Gus Hall Dies

Les Schaffer godzilla at SPAMnetmeg.net
Thu Oct 19 07:47:11 MDT 2000


[bounced from unsubbed Nestor]

En relación a Re: Gus Hall Dies,
el 16 Oct 00, a las 22:06, Yoshie Furuhashi dijo:

>
> I think that the main reason why the American CP fared badly & didn't
> survive the Truman era very well is that the American Party couldn't
> claim the mantle of anti-fascist Resistance fighters as much as
> Communists in Europe could (though many American Communists fought in
> the Spanish Civil War).  Communists in Italy, France, etc. emerged
> from the World War 2 with an aura of the bravest anti-fascist
> fighters.

I don't know if this is too much of splitting hairs, but I would say
that for a Communist party to have been a member of post-war
governments and release that power to the bourgeoisie, such as was
the case in Western Europe (and NOT in Yugoslavia, which is another
reason why the mad dogs have so brutally behaved there) is not
precisely what gives you an aura of "fighter", unless you consider
"anti-fascism" as a metaphysical entity with no links whatsoever to
the concrete rule of the bourgeois.

In this sense, the American CP had the fate of being the CP of the
imperialist power that HAD WON THE WAR, and thus could dispense with
a "left" in the dealings with the working class.

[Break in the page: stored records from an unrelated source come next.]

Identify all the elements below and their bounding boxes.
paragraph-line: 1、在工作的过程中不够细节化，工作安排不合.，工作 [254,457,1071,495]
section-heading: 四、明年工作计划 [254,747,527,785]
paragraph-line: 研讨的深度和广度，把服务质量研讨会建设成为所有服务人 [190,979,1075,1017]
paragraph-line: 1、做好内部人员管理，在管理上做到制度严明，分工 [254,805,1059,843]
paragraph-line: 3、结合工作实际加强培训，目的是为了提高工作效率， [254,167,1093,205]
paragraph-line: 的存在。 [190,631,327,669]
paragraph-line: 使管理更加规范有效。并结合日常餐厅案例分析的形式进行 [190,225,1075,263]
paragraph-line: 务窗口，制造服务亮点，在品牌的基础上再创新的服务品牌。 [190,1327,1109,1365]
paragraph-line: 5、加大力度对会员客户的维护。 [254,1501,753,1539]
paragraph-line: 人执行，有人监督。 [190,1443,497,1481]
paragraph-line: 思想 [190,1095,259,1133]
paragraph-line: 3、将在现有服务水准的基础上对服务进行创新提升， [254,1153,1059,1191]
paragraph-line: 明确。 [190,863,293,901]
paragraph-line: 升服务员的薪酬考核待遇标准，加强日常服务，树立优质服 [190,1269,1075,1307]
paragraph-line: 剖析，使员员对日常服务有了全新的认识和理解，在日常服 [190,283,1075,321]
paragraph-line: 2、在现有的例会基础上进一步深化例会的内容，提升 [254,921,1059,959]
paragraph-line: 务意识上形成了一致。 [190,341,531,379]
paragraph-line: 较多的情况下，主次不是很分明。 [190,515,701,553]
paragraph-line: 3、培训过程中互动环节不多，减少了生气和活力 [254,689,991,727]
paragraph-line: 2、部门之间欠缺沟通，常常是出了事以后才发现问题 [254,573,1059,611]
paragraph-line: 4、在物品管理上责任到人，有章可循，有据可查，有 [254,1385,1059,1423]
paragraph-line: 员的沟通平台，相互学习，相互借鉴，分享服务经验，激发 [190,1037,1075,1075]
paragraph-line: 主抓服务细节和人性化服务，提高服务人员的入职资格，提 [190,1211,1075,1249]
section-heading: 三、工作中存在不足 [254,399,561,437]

There would be (as
there was) plenty of money and riches to bribe them directly.  I
can't speak for Japan, but at least in Europe the CPs were alive
while it was necessary to have the workers glued to the system by
means of a complex ideological mechanism. Once they became useless,
they simply disappeared. The French CP, for example, dwindled almost
naturally during the 70s. The Italian CP lasted longer, but
eventually it melted away.

I am not quite sure what am I trying to point out with the above, but
maybe someone else may find it useful.